Five White Eagles flew one day in the blue firmament, five enormous eagles, whose brilliant bodies produced moving shadows over the peaks and mountains.  Did they Come from the North ? From the South ? The indigenous tradition only says that the five white eagles came from the starry skies in a time long long ago.

Those were the days of Caribay, the deva spirit of the aromatic forests, the first woman of the Indians Mirripuyes, habitants of the steeply inclined Andes. She was the daughter of the fiery Zuhe and the pale Chia; who imitated the songs of the birds, running lightly over the herb, like crystaline water and played like the wind with the flowers and trees.

Caribay saw the enormous white eagles flying in the heavens, whose feathers shone brilliantly in the light of the sun like silver plumage; she wanted to adorn her vestment with the rare and slendid feathers. She ran without pausing after the moving shadows which the birds drew upon the land; passing over the profound valleys; climbing one peak and then another; arriving at last, fatigued, at the solitary summit of the andean mountains.  The distant and immense palms, dividing on one side, and for the other, the sheer rock walls, spattered in grey and emerald green, the rocky stairway that forms the mountains passing from the blue waves of the Coquivacoa.

The white eagles climbed perpendicularly into the heights until they were lost in space.  They drew no more their shadows upon the the land.  Caribay passed from one peak to another of the craggy sierras, watering the ground with her tears. She called upon  Zuhé, astral King, and the wind carried her supplications. The eagles had been lost from sight, and the sun faded in the twilight.  Trembling with the cold, she turned her eyes to the East, calling upon Chia, the pale moon, and at that moment the wind stopped to make the silence. The stars shined, and in their simple glory glowed in the form of a semicircle drawn upon the horizon. Caribay broke the august silence of the rocky crags with a cry of admiration. The moon had appeared, and about it, flew the five fantastic and brilliant eagles.

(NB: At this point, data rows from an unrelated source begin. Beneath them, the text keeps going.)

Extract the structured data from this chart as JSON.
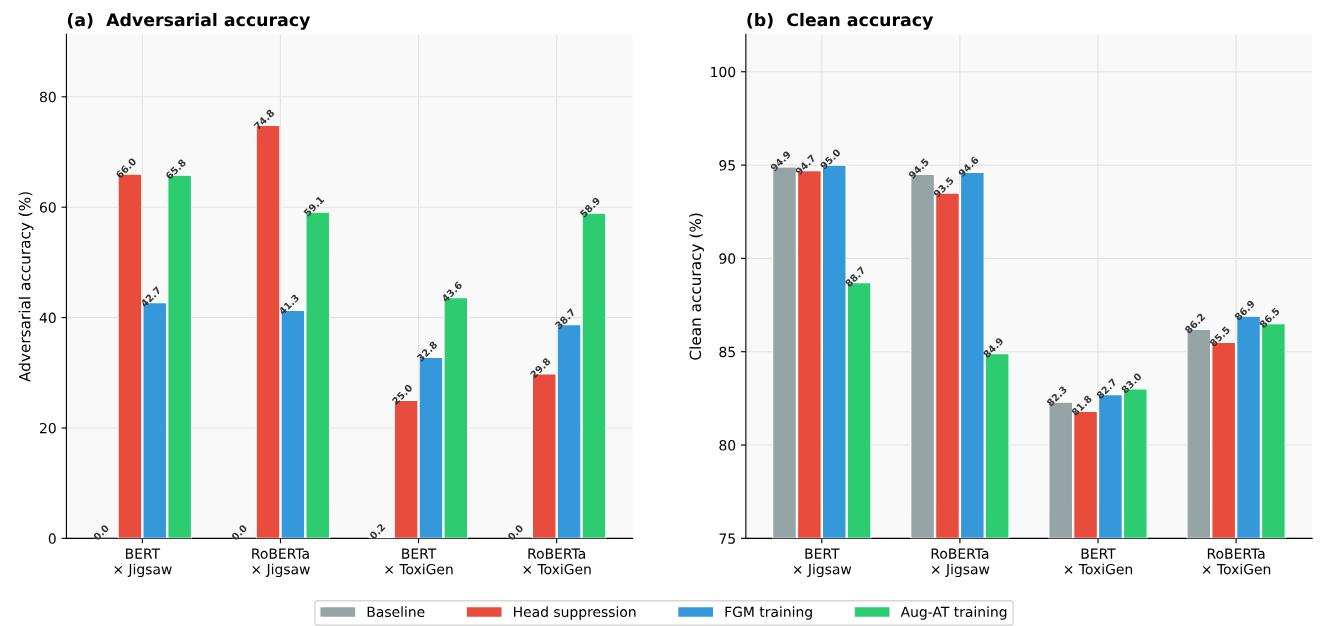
{
  "chart_data": [
    {
      "type": "bar",
      "title": "(a)  Adversarial accuracy",
      "ylabel": "Adversarial accuracy (%)",
      "categories": [
        "BERT\n× Jigsaw",
        "RoBERTa\n× Jigsaw",
        "BERT\n× ToxiGen",
        "RoBERTa\n× ToxiGen"
      ],
      "series": [
        {
          "name": "Baseline",
          "color": "#95a5a6",
          "values": [
            0.0,
            0.0,
            0.2,
            0.0
          ],
          "value_labels": [
            "0.0",
            "0.0",
            "0.2",
            "0.0"
          ]
        },
        {
          "name": "Head suppression",
          "color": "#e74c3c",
          "values": [
            66.0,
            74.8,
            25.0,
            29.8
          ],
          "value_labels": [
            "66.0",
            "74.8",
            "25.0",
            "29.8"
          ]
        },
        {
          "name": "FGM training",
          "color": "#3498db",
          "values": [
            42.7,
            41.3,
            32.8,
            38.7
          ],
          "value_labels": [
            "42.7",
            "41.3",
            "32.8",
            "38.7"
          ]
        },
        {
          "name": "Aug-AT training",
          "color": "#2ecc71",
          "values": [
            65.8,
            59.1,
            43.6,
            58.9
          ],
          "value_labels": [
            "65.8",
            "59.1",
            "43.6",
            "58.9"
          ]
        }
      ],
      "ylim": [
        0,
        91.3
      ],
      "yticks": [
        0,
        20,
        40,
        60,
        80
      ],
      "grid": true,
      "legend": "bottom"
    },
    {
      "type": "bar",
      "title": "(b)  Clean accuracy",
      "ylabel": "Clean accuracy (%)",
      "categories": [
        "BERT\n× Jigsaw",
        "RoBERTa\n× Jigsaw",
        "BERT\n× ToxiGen",
        "RoBERTa\n× ToxiGen"
      ],
      "series": [
        {
          "color": "#95a5a6",
          "values": [
            94.9,
            94.5,
            82.3,
            86.2
          ],
          "value_labels": [
            "94.9",
            "94.5",
            "82.3",
            "86.2"
          ]
        },
        {
          "color": "#e74c3c",
          "values": [
            94.7,
            93.5,
            81.8,
            85.5
          ],
          "value_labels": [
            "94.7",
            "93.5",
            "81.8",
            "85.5"
          ]
        },
        {
          "color": "#3498db",
          "values": [
            95.0,
            94.6,
            82.7,
            86.9
          ],
          "value_labels": [
            "95.0",
            "94.6",
            "82.7",
            "86.9"
          ]
        },
        {
          "color": "#2ecc71",
          "values": [
            88.7,
            84.9,
            83.0,
            86.5
          ],
          "value_labels": [
            "88.7",
            "84.9",
            "83.0",
            "86.5"
          ]
        }
      ],
      "ylim": [
        75,
        102
      ],
      "yticks": [
        75,
        80,
        85,
        90,
        95,
        100
      ],
      "grid": true
    }
  ]
}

And while the eagles descended majestically, the deva spirit of the aromatic forests, the mythological indian of the andes,  sung sweetly over the heights her song of the forests. The mysterious birds circled over the naked crests of the mountain range, perching at last, each one upon a peak, digging their claws into the living rock; and there they stayed immobile, in slience,  with their heads turned to the North, extending their gigantic wings as if ready to take flight to the blue firmament once again.

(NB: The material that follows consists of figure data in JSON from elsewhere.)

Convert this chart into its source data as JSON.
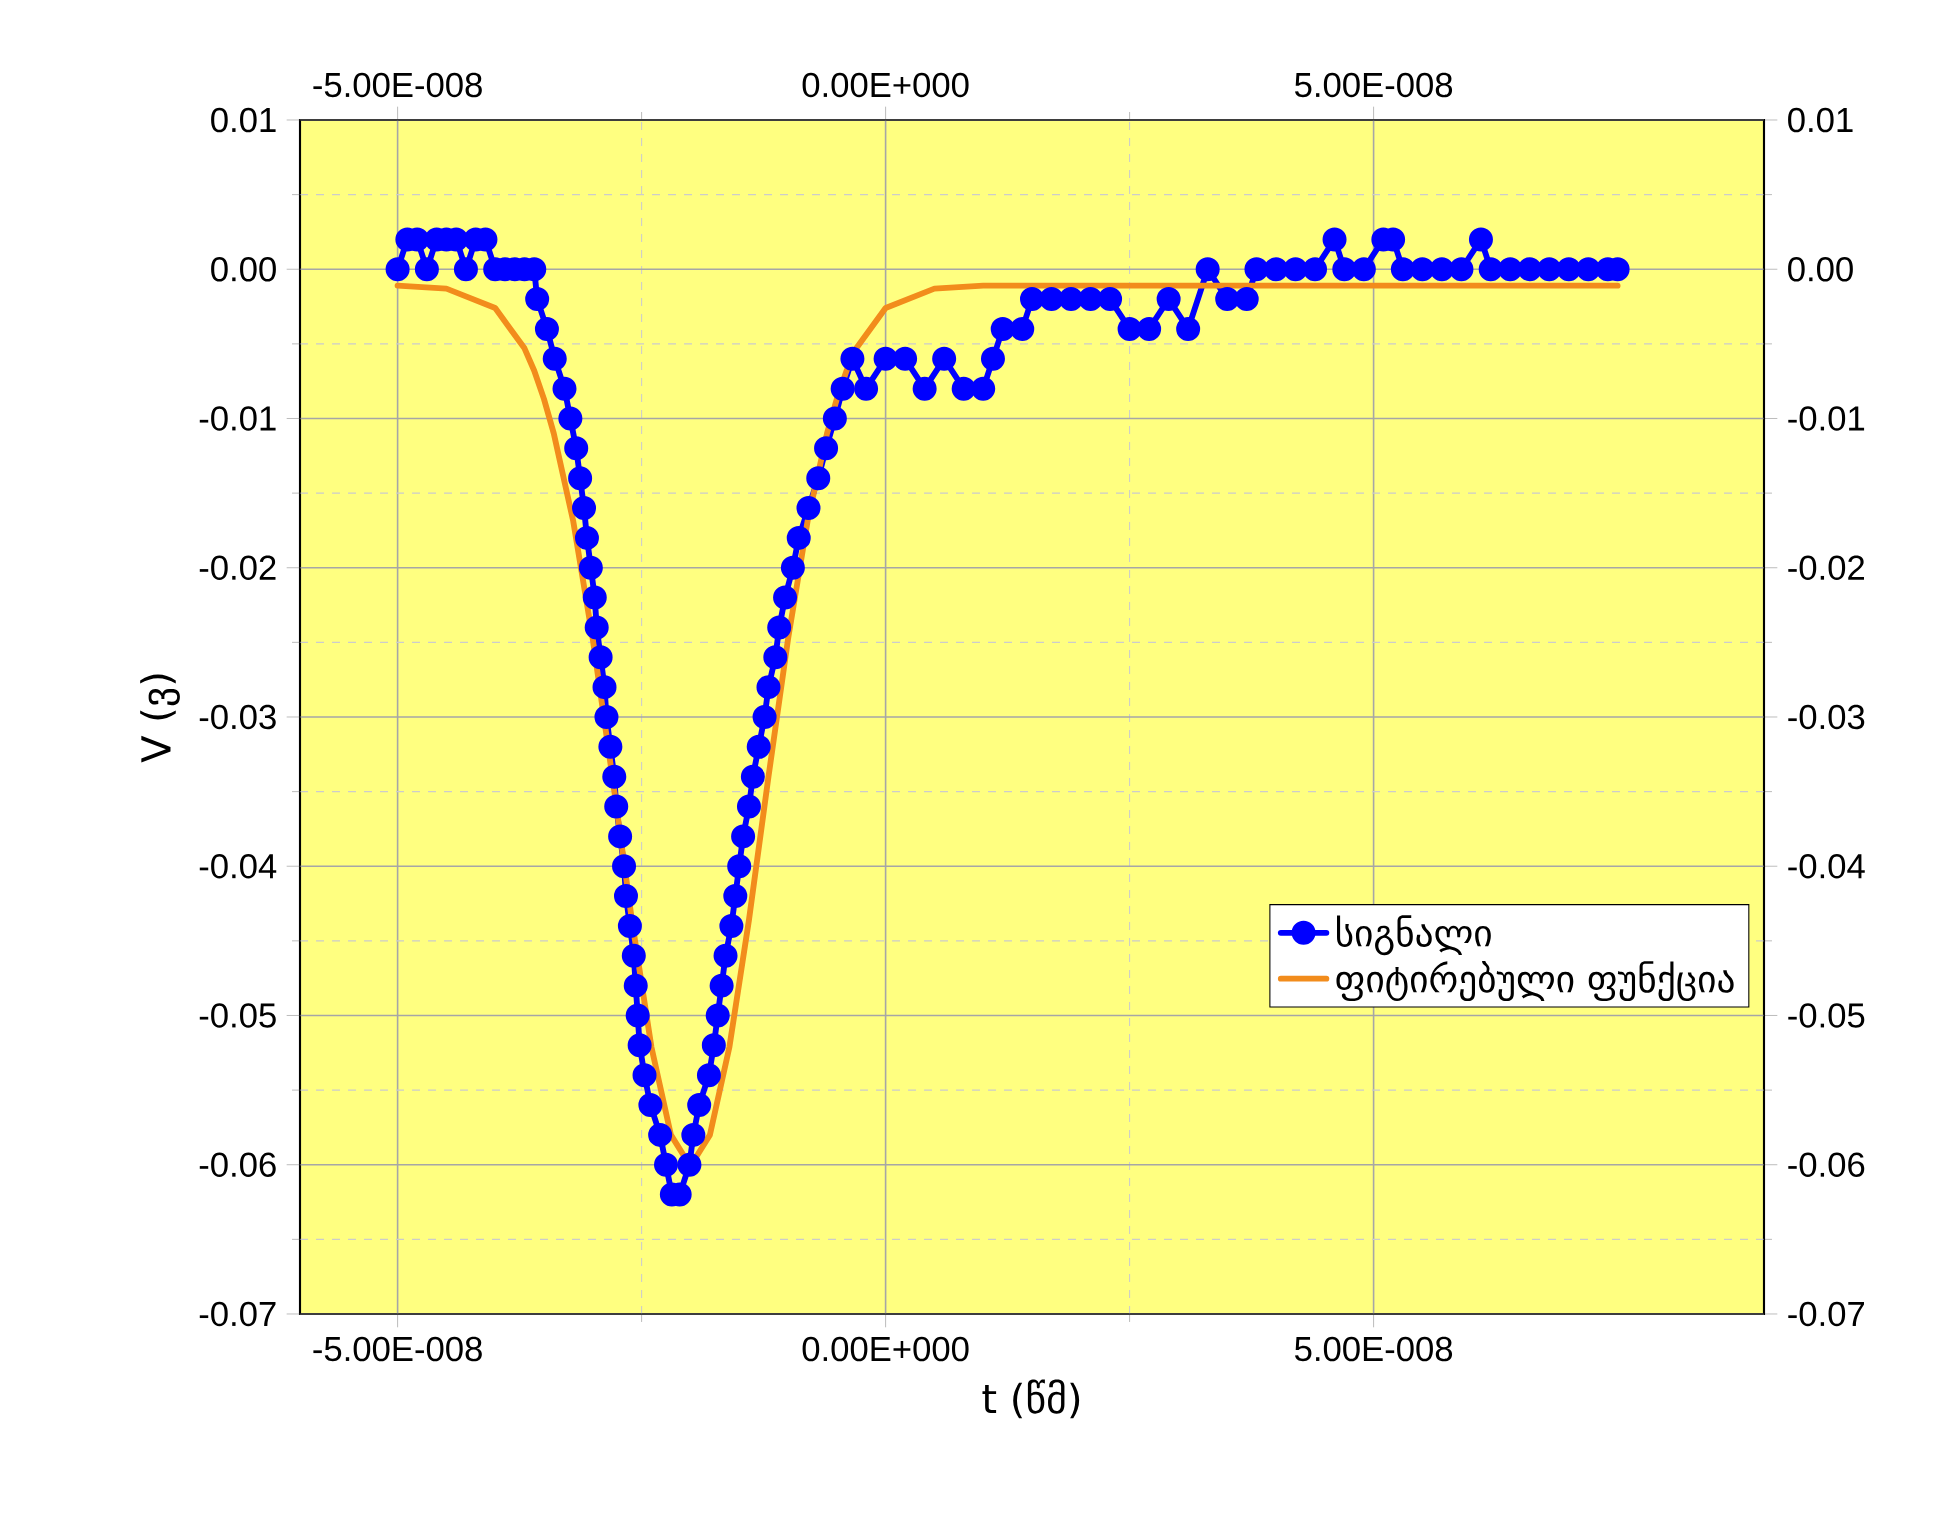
{
  "chart_data": {
    "type": "line",
    "xlabel": "t (წმ)",
    "ylabel": "V (ვ)",
    "xlim": [
      -6e-08,
      9e-08
    ],
    "xticks": [
      {
        "value": -5e-08,
        "label": "-5.00E-008"
      },
      {
        "value": 0,
        "label": "0.00E+000"
      },
      {
        "value": 5e-08,
        "label": "5.00E-008"
      }
    ],
    "x2lim": [
      -6e-08,
      9e-08
    ],
    "x2ticks": [
      {
        "value": -5e-08,
        "label": "-5.00E-008"
      },
      {
        "value": 0,
        "label": "0.00E+000"
      },
      {
        "value": 5e-08,
        "label": "5.00E-008"
      }
    ],
    "ylim": [
      -0.07,
      0.01
    ],
    "yticks": [
      -0.07,
      -0.06,
      -0.05,
      -0.04,
      -0.03,
      -0.02,
      -0.01,
      {
        "value": 0,
        "label": "0.00"
      },
      0.01
    ],
    "y2lim": [
      -0.07,
      0.01
    ],
    "y2ticks": [
      -0.07,
      -0.06,
      -0.05,
      -0.04,
      -0.03,
      -0.02,
      -0.01,
      {
        "value": 0,
        "label": "0.00"
      },
      0.01
    ],
    "grid": true,
    "legend": "right",
    "marker": "circle",
    "series": [
      {
        "name": "სიგნალი",
        "color": "#0000ff",
        "x": [
          -5e-08,
          -4.9e-08,
          -4.8e-08,
          -4.7e-08,
          -4.6e-08,
          -4.5e-08,
          -4.4e-08,
          -4.3e-08,
          -4.2e-08,
          -4.1e-08,
          -4e-08,
          -3.9e-08,
          -3.8e-08,
          -3.7e-08,
          -3.6e-08,
          -3.57e-08,
          -3.47e-08,
          -3.39e-08,
          -3.29e-08,
          -3.23e-08,
          -3.17e-08,
          -3.13e-08,
          -3.09e-08,
          -3.06e-08,
          -3.02e-08,
          -2.98e-08,
          -2.96e-08,
          -2.92e-08,
          -2.88e-08,
          -2.86e-08,
          -2.82e-08,
          -2.78e-08,
          -2.76e-08,
          -2.72e-08,
          -2.68e-08,
          -2.66e-08,
          -2.62e-08,
          -2.58e-08,
          -2.56e-08,
          -2.54e-08,
          -2.52e-08,
          -2.47e-08,
          -2.41e-08,
          -2.31e-08,
          -2.25e-08,
          -2.19e-08,
          -2.11e-08,
          -2.01e-08,
          -1.97e-08,
          -1.91e-08,
          -1.81e-08,
          -1.76e-08,
          -1.72e-08,
          -1.68e-08,
          -1.64e-08,
          -1.58e-08,
          -1.54e-08,
          -1.5e-08,
          -1.46e-08,
          -1.4e-08,
          -1.36e-08,
          -1.3e-08,
          -1.24e-08,
          -1.2e-08,
          -1.13e-08,
          -1.09e-08,
          -1.03e-08,
          -9.5e-09,
          -8.9e-09,
          -7.9e-09,
          -6.9e-09,
          -6.1e-09,
          -5.2e-09,
          -4.4e-09,
          -3.4e-09,
          -2e-09,
          0,
          2e-09,
          4e-09,
          6e-09,
          8e-09,
          1e-08,
          1.1e-08,
          1.2e-08,
          1.4e-08,
          1.5e-08,
          1.7e-08,
          1.9e-08,
          2.1e-08,
          2.3e-08,
          2.5e-08,
          2.7e-08,
          2.9e-08,
          3.1e-08,
          3.3e-08,
          3.5e-08,
          3.7e-08,
          3.8e-08,
          4e-08,
          4.2e-08,
          4.4e-08,
          4.6e-08,
          4.7e-08,
          4.9e-08,
          5.1e-08,
          5.2e-08,
          5.3e-08,
          5.5e-08,
          5.7e-08,
          5.9e-08,
          6.1e-08,
          6.2e-08,
          6.4e-08,
          6.6e-08,
          6.8e-08,
          7e-08,
          7.2e-08,
          7.4e-08,
          7.5e-08
        ],
        "values": [
          0,
          0.002,
          0.002,
          0,
          0.002,
          0.002,
          0.002,
          0,
          0.002,
          0.002,
          0,
          0,
          0,
          0,
          0,
          -0.002,
          -0.004,
          -0.006,
          -0.008,
          -0.01,
          -0.012,
          -0.014,
          -0.016,
          -0.018,
          -0.02,
          -0.022,
          -0.024,
          -0.026,
          -0.028,
          -0.03,
          -0.032,
          -0.034,
          -0.036,
          -0.038,
          -0.04,
          -0.042,
          -0.044,
          -0.046,
          -0.048,
          -0.05,
          -0.052,
          -0.054,
          -0.056,
          -0.058,
          -0.06,
          -0.062,
          -0.062,
          -0.06,
          -0.058,
          -0.056,
          -0.054,
          -0.052,
          -0.05,
          -0.048,
          -0.046,
          -0.044,
          -0.042,
          -0.04,
          -0.038,
          -0.036,
          -0.034,
          -0.032,
          -0.03,
          -0.028,
          -0.026,
          -0.024,
          -0.022,
          -0.02,
          -0.018,
          -0.016,
          -0.014,
          -0.012,
          -0.01,
          -0.008,
          -0.006,
          -0.008,
          -0.006,
          -0.006,
          -0.008,
          -0.006,
          -0.008,
          -0.008,
          -0.006,
          -0.004,
          -0.004,
          -0.002,
          -0.002,
          -0.002,
          -0.002,
          -0.002,
          -0.004,
          -0.004,
          -0.002,
          -0.004,
          0,
          -0.002,
          -0.002,
          0,
          0,
          0,
          0,
          0.002,
          0,
          0,
          0.002,
          0.002,
          0,
          0,
          0,
          0,
          0.002,
          0,
          0,
          0,
          0,
          0,
          0,
          0,
          0
        ]
      },
      {
        "name": "ფიტირებული ფუნქცია",
        "color": "#f28c1c",
        "marker": "none",
        "x": [
          -5e-08,
          -4.5e-08,
          -4e-08,
          -3.7e-08,
          -3.6e-08,
          -3.5e-08,
          -3.4e-08,
          -3.2e-08,
          -3e-08,
          -2.8e-08,
          -2.6e-08,
          -2.4e-08,
          -2.2e-08,
          -2e-08,
          -1.8e-08,
          -1.6e-08,
          -1.4e-08,
          -1.2e-08,
          -1e-08,
          -8e-09,
          -6e-09,
          -5e-09,
          -4e-09,
          -3e-09,
          0,
          5e-09,
          1e-08,
          4e-08,
          7.5e-08
        ],
        "values": [
          -0.0011,
          -0.0013,
          -0.0026,
          -0.0053,
          -0.0068,
          -0.0087,
          -0.011,
          -0.0169,
          -0.0248,
          -0.034,
          -0.0436,
          -0.0521,
          -0.058,
          -0.0601,
          -0.058,
          -0.0521,
          -0.0436,
          -0.034,
          -0.0248,
          -0.0169,
          -0.011,
          -0.0087,
          -0.0068,
          -0.0053,
          -0.0026,
          -0.0013,
          -0.0011,
          -0.0011,
          -0.0011
        ]
      }
    ]
  }
}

Caribay wanted to adorn her vestment with those rare and splendid feathers, she rushed towards them to snatch the envied plumage, but a cold glacier greated her hands,   the eagles were petrified, converted into five enormous masses of ice. Caribay gave a cry of fright and fled in terror. The white eagles were a frightening mystery.

The moon suddenly darkened, the hurricane struck  the nude peaks with sinister sounds and noises, and the white eagles awoke. Awakened in fury they shook the monstrous wings, the ground was covered with great quantities of snow and all the mountain was brillant with its white plumage.

This is the fabulous origen of the Sierras Nevadas of Merida. The five white eagles of the indigenous tradition are the five mountain peaks perpetually cover with snow.  The grand and tempetuous storms are the furious awakenings of the eagles, and the whistling of the wind ein the paramos of today is the memory of the sad and monotonous song of Caribay, the beautiful myth of the Venezuelan Andes.